Yes, I know it's well-known that women and men have different attitudes toward shopping. In a nutshell, women browse, looking for whatever might be useful and may be on sale, while men park the car and dart into a store, and if what we're trying to buy isn't available, dart back out again and drive away.
It recently came home to me -- again -- when we had a snow storm that made my wife reluctant to take her car out on the slippery city streets. I said I would take her to a nearby discount store not to be named -- okay, it was Target -- and would pick her up again in an hour.
My first tip-off should have been when she said, "It may take me more than an hour." I went home and did chores and wrote a first draft of my auto-biography, etc. After two hours, I called her cell phone. No, she wasn't done shopping yet. I re-arranged the garage and called her back another hour later: "No, not yet." I was thinking: You're not in New York or San Francisco -- you're at Target! Eventually she called to say she was done and came home with all kinds of things I wouldn't have thought to buy for us and for others.

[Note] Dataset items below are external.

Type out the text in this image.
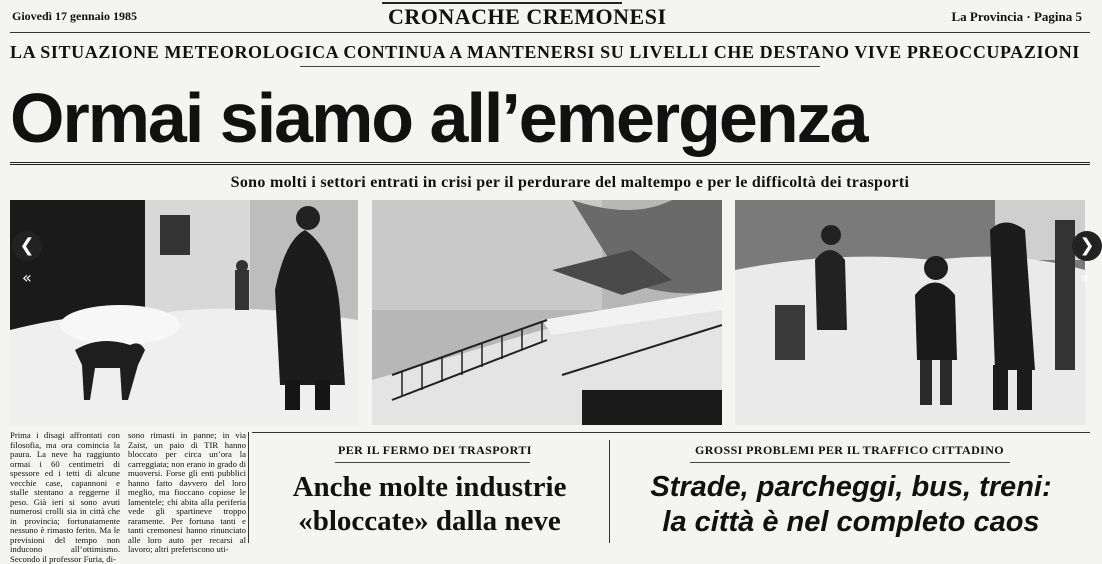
Giovedì 17 gennaio 1985	CRONACHE CREMONESI	La Provincia · Pagina 5
LA SITUAZIONE METEOROLOGICA CONTINUA A MANTENERSI SU LIVELLI CHE DESTANO VIVE PREOCCUPAZIONI
Ormai siamo all’emergenza
Sono molti i settori entrati in crisi per il perdurare del maltempo e per le difficoltà dei trasporti
❮	❯
«	»
Prima i disagi affrontati con filosofia, ma ora comincia la paura. La neve ha raggiunto ormai i 60 centimetri di spessore ed i tetti di alcune vecchie case, capannoni e stalle stentano a reggerne il peso. Già ieri si sono avuti numerosi crolli sia in città che in provincia; fortunatamente nessuno è rimasto ferito. Ma le previsioni del tempo non inducono all’ottimismo. Secondo il professor Furia, di-
sono rimasti in panne; in via Zaist, un paio di TIR hanno bloccato per circa un’ora la carreggiata; non erano in grado di muoversi. Forse gli enti pubblici hanno fatto davvero del loro meglio, ma fioccano copiose le lamentele; chi abita alla periferia vede gli spartineve troppo raramente. Per fortuna tanti e tanti cremonesi hanno rinunciato alle loro auto per recarsi al lavoro; altri preferiscono uti-
PER IL FERMO DEI TRASPORTI
Anche molte industrie
«bloccate» dalla neve
GROSSI PROBLEMI PER IL TRAFFICO CITTADINO
Strade, parcheggi, bus, treni:
la città è nel completo caos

I hate to fall back on cliches, but I do think men are hunters and women are gatherers. When men go out to hunt -- or shop -- they know what they're after. In modern times, it might be a down vest or a particular knife or a softball glove. If the store doesn't have it, we're gone. In more primitive times, it might be an elk or a moose or a seal or a big fish (if we're fishermen) or a mammoth. If we kill it, we bring it home and cut it up and live for another winter. If we don't kill anything, then we'd better hope the women we left behind with our offspring managed to gather some potatoes or something to get us by for a while. Men don't tend to have a Plan B.

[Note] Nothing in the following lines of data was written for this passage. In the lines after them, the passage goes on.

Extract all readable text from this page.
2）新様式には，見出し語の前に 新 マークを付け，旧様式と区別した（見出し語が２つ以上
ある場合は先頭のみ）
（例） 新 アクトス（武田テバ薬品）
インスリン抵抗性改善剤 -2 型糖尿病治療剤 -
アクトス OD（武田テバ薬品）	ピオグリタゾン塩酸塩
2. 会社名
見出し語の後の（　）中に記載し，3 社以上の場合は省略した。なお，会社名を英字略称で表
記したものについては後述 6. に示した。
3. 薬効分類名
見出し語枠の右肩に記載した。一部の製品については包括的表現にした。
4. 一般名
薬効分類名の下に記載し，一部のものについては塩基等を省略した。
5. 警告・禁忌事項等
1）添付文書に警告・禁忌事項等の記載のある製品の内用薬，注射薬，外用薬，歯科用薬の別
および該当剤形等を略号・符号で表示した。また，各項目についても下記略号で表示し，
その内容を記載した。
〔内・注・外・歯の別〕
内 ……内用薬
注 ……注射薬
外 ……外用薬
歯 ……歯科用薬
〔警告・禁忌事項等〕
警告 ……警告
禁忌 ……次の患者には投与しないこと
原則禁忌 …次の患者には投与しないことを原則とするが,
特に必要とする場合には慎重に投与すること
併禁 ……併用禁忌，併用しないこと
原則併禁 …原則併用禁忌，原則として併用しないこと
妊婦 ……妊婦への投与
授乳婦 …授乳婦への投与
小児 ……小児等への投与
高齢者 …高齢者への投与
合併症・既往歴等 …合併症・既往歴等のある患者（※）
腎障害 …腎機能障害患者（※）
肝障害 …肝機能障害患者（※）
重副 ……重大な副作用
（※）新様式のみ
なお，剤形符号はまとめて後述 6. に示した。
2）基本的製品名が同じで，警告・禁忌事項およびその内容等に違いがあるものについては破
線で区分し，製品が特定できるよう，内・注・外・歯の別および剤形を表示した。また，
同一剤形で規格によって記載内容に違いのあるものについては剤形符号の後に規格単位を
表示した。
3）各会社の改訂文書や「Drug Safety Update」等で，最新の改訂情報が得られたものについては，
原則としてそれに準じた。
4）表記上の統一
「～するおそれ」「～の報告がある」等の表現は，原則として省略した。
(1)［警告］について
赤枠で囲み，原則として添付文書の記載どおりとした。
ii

Here's one apocalyptic scenario: the men go out to hunt for meat and all freeze to death in the snow of a new Ice Age, while the women and kids survive in their cave on a diet of root vegetables (that the men never liked) and maybe some weeds sauteed with wild garlic.
A new day dawns as the ice retreats, and what man is left to help re-populate? Not the macho man who froze in the snow but the new man -- the New Ice Age Man -- who was smart enough to plead some kind of disability and be left behind to learn the ways of the women.
They could probably teach him a few things about sex, too, if he was willing to listen.
Going back to how I started this essay, a man and a woman could walk through the same store, one they both agreed to go into, and the man would come away, within a half hour, saying that he was bored and would be waiting in a nearby pub, while the woman might say that she needed a few more hours.
When women go out to shop, it's to find whatever is on sale and what might serve the family, or herself, best. Men shop the same way they hunt in the wild: they will walk right past a squirrel or marmot that could make a good meal and that would be easy pickings for supper but that aren't what they went out to hunt. I think it's possible that men hunting elk have starved to death in the snows of Colorado because they passed up the chance to shoot small game who were skittering around their ankles all the time they were sighting through scopes at non-existent big animals.
Men, being single-minded, depend on women so much more than they realize.
The only reason women don't rule the world is that some perverse god made them weaker, on the whole. What kind of god would separate the brains from the brawn by gender? Ours, apparently. Some girls can kick my ass, granted, but most are created not quite as strong as men. And, besides, men have that testosterone, which drives them to great athletic achievements but also off cliffs and into oncoming traffic. It also makes them abuse women.
In our modern time, a woman might find that elusive place setting or a special gift for a child and buy it, thinking ahead to not just Chistmas but also birthdays, etc. A woman let loose in a big store like Target might find all kinds of bargains that wouldn't even register on a man's brain. Get that elk or don't; time to go home. Women linger behind, looking for bargains, small game.
And that's how the species survives. Men try to bring home the meat, while women do the heavy lifting of vegetables and kids' schedules and all that. But sometimes -- now, not then -- it shifts into reverse, and it's the women bringing home the meat, the men cooking it. In either case, one of us is the hunter, the other -- at home -- the gatherer, and no matter how we divvy up the roles, one of us is always one, the other is always the other, until we trade again.
Or we can try to work out that delicate balance of sharing the responsibilities. That's hardest of all. Good luck.
Men hunt. Women shop. It's a simple -- too simple, of course -- truism. But kind of true, too.